6 Hypothesis Testing

Hypothesis testing is a vital process in inferential statistics where the goal is to use sample data to draw conclusions about an entire population. A hypothesis test evaluates two mutually exclusive statements about a population to determine which statement is best supported by the sample data. These two statements are called the null hypothesis and the alternative hypothesis.

Why do we need a test? As mentioned, almost always in statistics, we are dealing with a sample instead of the full population. There are huge benefits when working with samples because it is usually impossible to collect data from an entire population. However, the trade off for working with a manageable sample is that we need to account for the sampling error. The sampling error is the gap between the sample statistic and the population parameter. Unfortunately, the value of the population parameter is not only unknown but usually unknowable. Hypothesis tests provide a rigorous statistical framework to draw conclusions about an entire population based on a representative sample.

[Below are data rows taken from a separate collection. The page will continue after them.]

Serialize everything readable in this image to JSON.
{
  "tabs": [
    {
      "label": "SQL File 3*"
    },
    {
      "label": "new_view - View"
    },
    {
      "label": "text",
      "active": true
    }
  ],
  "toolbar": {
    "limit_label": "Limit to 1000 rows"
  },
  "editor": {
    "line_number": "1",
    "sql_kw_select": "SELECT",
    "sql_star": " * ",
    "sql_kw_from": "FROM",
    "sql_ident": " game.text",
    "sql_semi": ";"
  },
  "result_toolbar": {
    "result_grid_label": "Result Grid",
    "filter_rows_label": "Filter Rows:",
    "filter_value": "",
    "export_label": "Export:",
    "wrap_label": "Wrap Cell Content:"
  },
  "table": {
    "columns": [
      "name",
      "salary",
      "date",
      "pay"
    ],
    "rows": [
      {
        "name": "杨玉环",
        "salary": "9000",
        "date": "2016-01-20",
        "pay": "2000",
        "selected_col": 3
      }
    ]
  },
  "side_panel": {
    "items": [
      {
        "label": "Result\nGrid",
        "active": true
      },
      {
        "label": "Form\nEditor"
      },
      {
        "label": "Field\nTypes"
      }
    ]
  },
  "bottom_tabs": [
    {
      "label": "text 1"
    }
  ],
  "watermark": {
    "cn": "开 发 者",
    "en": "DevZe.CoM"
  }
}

As an example, given a sample mean of 350USD and a hypothetical population mean of 300USD, we can estimate how much is the probability that the population mean of 300USD is true (p-value), thus the sampling error, by using the T distribution (which is similar to the Normal Distribution, but with fattier tails). We will follow these four steps:

  1. First, we define the null (\(\bar i_n = \bar i_N\)) and alternative hypotheses (\(\bar i_n \neq \bar i_N\)). Much of the emphasis in classical statistics focuses on testing a single null hypothesis, such as H0: the average income between two groups is the same. Of course, we would probably like to discover that there is a difference between the average income in the two groups. But for reasons that will become clear, we construct a null hypothesis corresponding to no difference.
  2. Next, we construct a test statistic that summarizes the strength of evidence against the null hypothesis.
  3. We then compute a p-value that quantifies the probability of having obtained a comparable or more extreme value of the test statistic under the \(H_0\) (Lee 2019).
  4. Finally, based on a predefined significance level that we want to reach (alpha), we will decide whether to reject or not \(H_0\) that the population mean is 300.

Hypothesis tests are not 100% accurate because they use a random sample to draw conclusions about entire populations. When we perform a hypothesis test, there are two types of errors related to drawing an incorrect conclusion.

  • Type I error: rejects a null hypothesis that is true (a false positive).

  • Type II error: fails to reject a null hypothesis that is false (a false negative).

A significance level, also known as alpha, is an evidentiary standard that a researcher sets before the study. It defines how strongly the sample evidence must contradict the null hypothesis before we can reject the null hypothesis for the entire population. The strength of the evidence is defined by the probability of rejecting a null hypothesis that is true (Frost, n.d.). In other words, it is the probability that you say there is an effect when there is no effect. In practical terms, \(alpha=1-pvalue\). For instance, a p-value lower than 0.05 signifies 95% chances of detecting a difference between the two values. Higher significance levels require stronger sample evidence to be able to reject the null hypothesis. For example, to be statistically significant at the 0.01 requires more substantial evidences than the 0.05 significance level.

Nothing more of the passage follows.